Decision making is usually hindered by fears: fear of failure, losing one’s face, job, partner, comfort, and fear of change, and uncertainty. Thus, the key to success is to uncover hidden fear and not let it paralyze you.
Confront your fear
The biggest challenge in decision making is that most people aren’t aware about their inner fears. We, as social creatures, are educated to be fearless, so we suppress this feeling since childhood and control ourselves so well that we start believing we are invincible.
For example, one client wished to start his own business, but kept on postponing the decision to leave his annoying job. He kept on dreaming, but took no action towards his goal. Thus, in two years he was where he started: in the same low-paying, boring job. Then he tried coaching and became conscious of his fear to lose stable income, not to be able to provide for his family, and doubt if he could succeed in such a competitive market. We worked with his fears and the negative underlying attitudes. At the end, he left his current job and started his own business.
Know what you want
Not knowing what you want is a common situation for adults. But, look at kids; they always know what they want before they get scolded, shouted at, or slapped. During our socialization, in our family, kindergarten, and school, we learn that this is an inappropriate, shameful, or inconvenient desire. To be liked and loved we start behaving as parents, grandpas, teachers, and other significant people want us to. We develop a pleaser’s subpersonality so well and we play it to perfection so long that at the end we don’t know who we really are and what we really want. In this case, the deepest fear is not to be liked/loved.
For example, one client was upset with her career: the relationship with her boss and colleagues, inflexible working hours, and exhausting work load. She continuously talked about what she didn’t like and what she didn’t want. When asked what she did want, she couldn’t make up her mind. At first, she said she wanted more appreciation from her boss, but then she said no, she couldn’t disappoint him. And the “yes, no” game continued. We confronted her fear of losing people’s sympathy and she was able to decide her next career move. She clearly expressed her ambition for a leadership role and was promoted to Assistant Manager.
Play your cards right
Modern science shows how powerful the human mind is and how little potential of it we use in decision making and goal achievement.

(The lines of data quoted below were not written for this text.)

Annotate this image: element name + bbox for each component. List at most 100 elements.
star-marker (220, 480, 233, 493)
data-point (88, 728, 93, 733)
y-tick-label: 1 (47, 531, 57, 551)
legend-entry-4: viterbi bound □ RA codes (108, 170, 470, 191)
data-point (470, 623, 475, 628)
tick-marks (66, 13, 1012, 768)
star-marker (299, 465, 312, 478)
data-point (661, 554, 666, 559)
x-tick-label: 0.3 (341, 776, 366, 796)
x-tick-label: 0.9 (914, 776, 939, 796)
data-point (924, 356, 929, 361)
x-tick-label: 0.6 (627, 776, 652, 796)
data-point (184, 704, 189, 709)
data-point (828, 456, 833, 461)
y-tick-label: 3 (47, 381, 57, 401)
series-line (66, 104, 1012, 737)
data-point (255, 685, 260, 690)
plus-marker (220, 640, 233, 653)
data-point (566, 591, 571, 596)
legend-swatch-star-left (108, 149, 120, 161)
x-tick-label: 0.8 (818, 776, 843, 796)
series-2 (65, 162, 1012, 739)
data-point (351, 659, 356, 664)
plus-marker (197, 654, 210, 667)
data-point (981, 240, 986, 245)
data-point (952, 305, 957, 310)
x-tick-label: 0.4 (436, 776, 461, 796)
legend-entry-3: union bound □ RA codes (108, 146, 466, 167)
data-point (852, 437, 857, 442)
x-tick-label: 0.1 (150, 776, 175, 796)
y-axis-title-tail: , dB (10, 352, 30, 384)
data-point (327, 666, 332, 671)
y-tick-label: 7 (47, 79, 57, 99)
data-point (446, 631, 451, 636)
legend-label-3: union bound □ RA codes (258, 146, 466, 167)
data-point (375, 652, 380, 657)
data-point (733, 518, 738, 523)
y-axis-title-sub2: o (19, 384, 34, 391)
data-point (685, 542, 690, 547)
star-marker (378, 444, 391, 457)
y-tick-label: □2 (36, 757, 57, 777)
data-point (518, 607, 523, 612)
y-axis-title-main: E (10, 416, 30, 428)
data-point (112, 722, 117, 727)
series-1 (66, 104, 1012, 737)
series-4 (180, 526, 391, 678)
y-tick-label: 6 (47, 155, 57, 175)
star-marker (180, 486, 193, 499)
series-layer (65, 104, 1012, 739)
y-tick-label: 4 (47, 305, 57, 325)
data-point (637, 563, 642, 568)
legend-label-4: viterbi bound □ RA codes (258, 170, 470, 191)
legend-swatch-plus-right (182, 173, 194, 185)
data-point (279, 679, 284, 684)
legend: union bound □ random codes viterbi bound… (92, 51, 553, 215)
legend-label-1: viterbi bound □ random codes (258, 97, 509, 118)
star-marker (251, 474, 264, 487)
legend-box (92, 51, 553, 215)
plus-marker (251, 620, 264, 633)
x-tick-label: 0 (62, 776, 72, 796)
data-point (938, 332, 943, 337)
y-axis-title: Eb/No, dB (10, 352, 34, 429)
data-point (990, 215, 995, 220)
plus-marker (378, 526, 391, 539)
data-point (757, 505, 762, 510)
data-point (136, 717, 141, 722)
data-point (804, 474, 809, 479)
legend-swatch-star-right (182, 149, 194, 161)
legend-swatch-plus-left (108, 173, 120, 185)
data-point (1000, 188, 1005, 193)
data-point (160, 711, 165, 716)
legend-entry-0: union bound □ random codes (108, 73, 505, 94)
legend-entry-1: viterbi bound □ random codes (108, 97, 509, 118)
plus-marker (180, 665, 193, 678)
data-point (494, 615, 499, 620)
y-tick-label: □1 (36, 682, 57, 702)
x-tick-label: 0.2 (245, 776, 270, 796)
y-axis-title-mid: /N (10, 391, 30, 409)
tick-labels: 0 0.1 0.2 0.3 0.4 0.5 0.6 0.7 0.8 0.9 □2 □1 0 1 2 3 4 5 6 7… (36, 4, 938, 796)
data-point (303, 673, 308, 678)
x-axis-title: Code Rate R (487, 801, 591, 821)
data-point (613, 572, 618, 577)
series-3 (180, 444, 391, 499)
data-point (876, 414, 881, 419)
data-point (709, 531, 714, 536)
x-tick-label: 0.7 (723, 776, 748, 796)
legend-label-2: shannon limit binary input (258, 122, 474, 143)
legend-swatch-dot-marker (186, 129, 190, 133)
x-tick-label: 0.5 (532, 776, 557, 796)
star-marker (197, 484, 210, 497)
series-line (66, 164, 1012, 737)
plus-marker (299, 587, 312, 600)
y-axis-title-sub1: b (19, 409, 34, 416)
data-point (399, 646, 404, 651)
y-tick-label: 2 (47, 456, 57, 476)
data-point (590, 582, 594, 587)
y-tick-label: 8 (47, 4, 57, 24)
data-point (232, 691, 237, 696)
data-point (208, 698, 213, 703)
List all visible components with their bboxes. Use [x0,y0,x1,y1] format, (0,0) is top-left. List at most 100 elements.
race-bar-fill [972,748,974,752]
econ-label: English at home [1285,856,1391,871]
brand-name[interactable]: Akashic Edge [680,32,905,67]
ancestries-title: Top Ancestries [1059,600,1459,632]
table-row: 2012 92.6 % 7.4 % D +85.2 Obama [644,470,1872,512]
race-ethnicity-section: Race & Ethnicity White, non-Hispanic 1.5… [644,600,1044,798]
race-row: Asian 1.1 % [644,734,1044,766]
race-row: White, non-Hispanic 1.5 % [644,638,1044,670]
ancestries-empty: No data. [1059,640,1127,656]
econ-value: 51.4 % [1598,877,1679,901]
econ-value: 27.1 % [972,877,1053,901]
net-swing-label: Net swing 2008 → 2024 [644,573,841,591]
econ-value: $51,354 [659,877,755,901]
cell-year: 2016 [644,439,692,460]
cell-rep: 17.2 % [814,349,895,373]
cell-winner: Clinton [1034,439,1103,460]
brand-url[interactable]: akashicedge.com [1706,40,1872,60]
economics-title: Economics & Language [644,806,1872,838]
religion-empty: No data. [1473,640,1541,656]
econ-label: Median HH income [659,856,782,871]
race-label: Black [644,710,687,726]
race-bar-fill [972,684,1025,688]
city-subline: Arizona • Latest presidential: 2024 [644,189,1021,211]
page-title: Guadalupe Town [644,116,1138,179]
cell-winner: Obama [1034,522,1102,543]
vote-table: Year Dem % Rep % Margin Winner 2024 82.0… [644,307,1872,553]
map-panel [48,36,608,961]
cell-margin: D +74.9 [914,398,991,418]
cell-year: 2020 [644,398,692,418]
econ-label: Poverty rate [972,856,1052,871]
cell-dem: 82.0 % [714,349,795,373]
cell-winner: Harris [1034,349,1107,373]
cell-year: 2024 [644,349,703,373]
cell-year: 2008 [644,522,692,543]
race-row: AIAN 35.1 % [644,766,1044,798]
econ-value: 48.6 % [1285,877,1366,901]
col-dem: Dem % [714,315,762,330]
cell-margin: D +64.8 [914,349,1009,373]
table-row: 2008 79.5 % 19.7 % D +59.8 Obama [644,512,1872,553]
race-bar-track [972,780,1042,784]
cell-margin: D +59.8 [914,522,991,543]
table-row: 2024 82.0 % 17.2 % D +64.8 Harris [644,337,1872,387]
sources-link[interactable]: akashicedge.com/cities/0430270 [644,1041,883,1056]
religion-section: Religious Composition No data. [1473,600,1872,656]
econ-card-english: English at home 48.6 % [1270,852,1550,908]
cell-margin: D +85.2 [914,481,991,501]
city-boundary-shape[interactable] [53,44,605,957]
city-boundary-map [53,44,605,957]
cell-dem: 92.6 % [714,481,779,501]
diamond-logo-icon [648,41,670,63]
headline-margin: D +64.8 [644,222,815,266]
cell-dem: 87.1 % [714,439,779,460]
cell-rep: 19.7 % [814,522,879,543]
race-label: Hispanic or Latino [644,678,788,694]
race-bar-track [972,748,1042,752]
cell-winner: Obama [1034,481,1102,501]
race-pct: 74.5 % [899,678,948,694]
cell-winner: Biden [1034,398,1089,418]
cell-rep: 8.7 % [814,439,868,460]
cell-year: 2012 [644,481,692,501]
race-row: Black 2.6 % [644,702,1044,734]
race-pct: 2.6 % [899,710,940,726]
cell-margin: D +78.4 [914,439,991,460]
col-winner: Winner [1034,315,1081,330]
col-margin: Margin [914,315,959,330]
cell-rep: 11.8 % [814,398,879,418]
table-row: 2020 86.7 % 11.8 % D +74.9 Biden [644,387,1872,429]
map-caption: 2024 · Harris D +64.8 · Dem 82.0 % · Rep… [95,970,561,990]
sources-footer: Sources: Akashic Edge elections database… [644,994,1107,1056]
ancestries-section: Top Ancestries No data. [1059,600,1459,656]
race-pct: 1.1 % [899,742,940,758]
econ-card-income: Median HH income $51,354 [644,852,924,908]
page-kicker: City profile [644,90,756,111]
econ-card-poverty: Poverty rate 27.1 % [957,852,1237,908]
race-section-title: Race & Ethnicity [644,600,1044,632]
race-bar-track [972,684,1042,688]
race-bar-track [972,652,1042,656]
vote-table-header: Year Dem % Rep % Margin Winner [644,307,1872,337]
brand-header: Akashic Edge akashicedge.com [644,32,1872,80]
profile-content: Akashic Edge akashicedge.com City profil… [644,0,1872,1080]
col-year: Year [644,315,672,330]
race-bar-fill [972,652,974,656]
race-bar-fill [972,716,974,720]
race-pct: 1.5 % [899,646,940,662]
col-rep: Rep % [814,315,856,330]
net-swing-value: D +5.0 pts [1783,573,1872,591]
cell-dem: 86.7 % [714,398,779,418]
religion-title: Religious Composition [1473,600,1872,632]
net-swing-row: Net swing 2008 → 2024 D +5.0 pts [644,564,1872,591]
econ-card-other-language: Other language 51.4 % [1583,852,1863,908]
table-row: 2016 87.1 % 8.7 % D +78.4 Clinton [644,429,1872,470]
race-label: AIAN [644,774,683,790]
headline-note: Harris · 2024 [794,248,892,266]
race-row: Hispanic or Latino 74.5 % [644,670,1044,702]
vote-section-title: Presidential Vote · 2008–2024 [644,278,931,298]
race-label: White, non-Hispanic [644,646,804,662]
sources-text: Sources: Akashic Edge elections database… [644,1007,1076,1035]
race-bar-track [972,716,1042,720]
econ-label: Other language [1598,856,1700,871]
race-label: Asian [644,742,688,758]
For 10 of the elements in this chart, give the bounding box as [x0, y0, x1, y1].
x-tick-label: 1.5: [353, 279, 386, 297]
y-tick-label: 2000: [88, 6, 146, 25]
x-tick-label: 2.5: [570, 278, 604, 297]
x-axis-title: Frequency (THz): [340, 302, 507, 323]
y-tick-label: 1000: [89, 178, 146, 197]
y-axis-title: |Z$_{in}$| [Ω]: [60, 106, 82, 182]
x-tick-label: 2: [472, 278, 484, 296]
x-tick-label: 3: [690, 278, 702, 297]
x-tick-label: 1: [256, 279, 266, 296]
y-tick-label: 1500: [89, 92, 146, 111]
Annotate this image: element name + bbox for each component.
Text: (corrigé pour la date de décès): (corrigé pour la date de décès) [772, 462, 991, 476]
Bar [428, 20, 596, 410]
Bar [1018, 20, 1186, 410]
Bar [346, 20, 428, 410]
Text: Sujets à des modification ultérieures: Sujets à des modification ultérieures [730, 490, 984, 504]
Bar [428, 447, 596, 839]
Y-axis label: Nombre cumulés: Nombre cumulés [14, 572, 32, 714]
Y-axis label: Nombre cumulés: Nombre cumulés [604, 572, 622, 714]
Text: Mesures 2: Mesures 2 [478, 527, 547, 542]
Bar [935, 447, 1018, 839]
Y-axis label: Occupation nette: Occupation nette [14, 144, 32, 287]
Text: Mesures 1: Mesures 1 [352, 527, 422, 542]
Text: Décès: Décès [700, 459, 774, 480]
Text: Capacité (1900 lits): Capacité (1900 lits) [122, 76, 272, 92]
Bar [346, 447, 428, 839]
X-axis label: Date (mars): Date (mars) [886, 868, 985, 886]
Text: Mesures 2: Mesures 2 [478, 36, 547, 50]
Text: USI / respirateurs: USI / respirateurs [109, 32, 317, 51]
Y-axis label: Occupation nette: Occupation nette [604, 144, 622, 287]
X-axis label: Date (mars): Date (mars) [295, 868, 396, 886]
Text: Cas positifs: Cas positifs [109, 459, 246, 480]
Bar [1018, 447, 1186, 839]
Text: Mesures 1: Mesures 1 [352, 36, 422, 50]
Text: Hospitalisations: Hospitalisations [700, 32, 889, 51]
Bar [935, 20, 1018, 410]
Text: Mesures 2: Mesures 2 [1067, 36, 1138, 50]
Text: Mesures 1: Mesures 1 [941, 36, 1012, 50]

We are like children playing hide and seek in darkness instead of becoming the masters of our mind and using its infinite opportunities. The more you repeat to yourself “I can’t do it, I will never be able to achieve that goal, this job is too good for me”, the stronger negative synapses (neuron connections in the brain) you make. The more you start believing in your own incapacity, the more pessimistic you look at life. The more you repeat to yourself the positive phrases, “I can do it, I am worthy of this partner, job, success, etc.”, the more invincible and optimistic you become. You start using energy for attaining goals, not paralyzing yourself.